BILD reports the average new unit size is 845 square feet, priced at $742, up from $587 per square foot in 2016, and the average price for all new home types increasing, with the exception of detached homes:
- Condos: $627,000 (+34 per cent)
- Townhouses: $1,091,151
- Semi-Detached: $943,115
- Detached: $1,761,985 (-9 per cent)
New Plan Brings Thousands of Affordable Units to Vancouver…
A new policy putting fresh focus on creating affordable housing was unveiled by Vancouver’s municipal government on Tuesday, with a plan to build 72,000 new homes by 2026 – an 85 per cent surge in the city’s existing rental stock. A full 48,000 of those will be rentals, with 20,000 purpose-built units, and another 15,000 designated for lower income households.
“We’re going above and beyond what’s ever been done in Vancouver to enable new affordable housing for local residents, matched to realistic, local incomes – housing that people want: rentals, laneway homes, coach houses, duplexes and townhomes in neighbourhoods across the city,” stated Vancouver Mayor Gregor Robertson.

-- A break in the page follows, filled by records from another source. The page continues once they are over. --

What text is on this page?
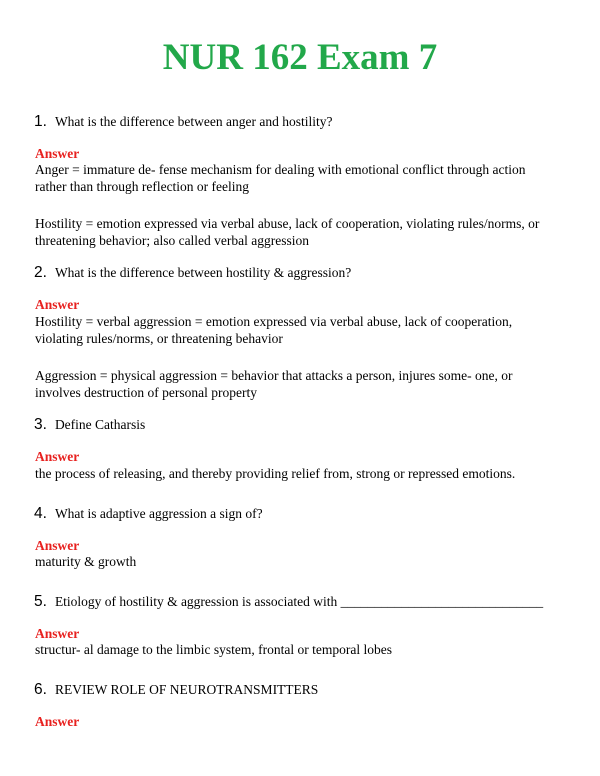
NUR 162 Exam 7
1. What is the difference between anger and hostility?
Answer
Anger = immature de- fense mechanism for dealing with emotional conflict through action rather than through reflection or feeling
Hostility = emotion expressed via verbal abuse, lack of cooperation, violating rules/norms, or threatening behavior; also called verbal aggression
2. What is the difference between hostility & aggression?
Answer
Hostility = verbal aggression = emotion expressed via verbal abuse, lack of cooperation, violating rules/norms, or threatening behavior
Aggression = physical aggression = behavior that attacks a person, injures some- one, or involves destruction of personal property
3. Define Catharsis
Answer
the process of releasing, and thereby providing relief from, strong or repressed emotions.
4. What is adaptive aggression a sign of?
Answer
maturity & growth
5. Etiology of hostility & aggression is associated with ______________________________
Answer
structur- al damage to the limbic system, frontal or temporal lobes
6. REVIEW ROLE OF NEUROTRANSMITTERS
Answer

Vancouver has long been pointed to as the most expensive housing market in Canada, with real estate prices far outstripping the pace of inflation or wage growth. According to June numbers from the Real Estate Board of Greater Vancouver, the average price of a detached home is $1,587,900. The median Vancouver household income in 2015 was $79,930, according to Statistics Canada – only enough to qualify for a maximum mortgage of $625,394, assuming a 20 per cent down payment.
…But New Federal Tax Rules Could Put Squeeze on Rentals
However, the very same rental dwellings encouraged by Robertson could face tax complications under new Canada Revenue Agency rules that require homeowners to disclose the sale of their principal residence. While principal residences remain exempt from capital gains taxes, any income earning laneway houses or income suites within the lot do not – and taxes are calculated based on the total property value.
That’s an issue, reports Business in Vancouver, considering the average detached house value increased 112 per cent over the past decade in the Greater Vancouver region – and by 140 per cent in the City of Vancouver alone. That could spell out an unmanageable tax bill for sellers with income-generating suites who’ve lived in their homes long term, and didn’t buy at the top of the market.
And it appears the CRA is serious about collecting that revenue; it’s estimated the federal government has lost out on billions of dollars in tax revenue prior to closing the loophole, as sellers did not need to disclose the sale of their principal residence at all. The revenue agency is starting to crack down, including going after several condo property developers in court for refusing to disclose the records of buyers who picked units during the pre-construction phase, and sold them on assignment prior to closing.
The developers, which include PCI Gateway Residential LP and Executive Argos False Creek, are standing firm, citing client confidentiality.
“They’ve (the CRA) requested some information and we are not going to provide or disclose any information on our purchasers or the purchase contracts without being assured that they have proper authority to get that information,” said PCI Gateway President Andrew Grant to Business in Vancouver. “If they have to go to court to get that, then so be it, and if they get that authority, we will co-operate, but only to the extent we’re required to.”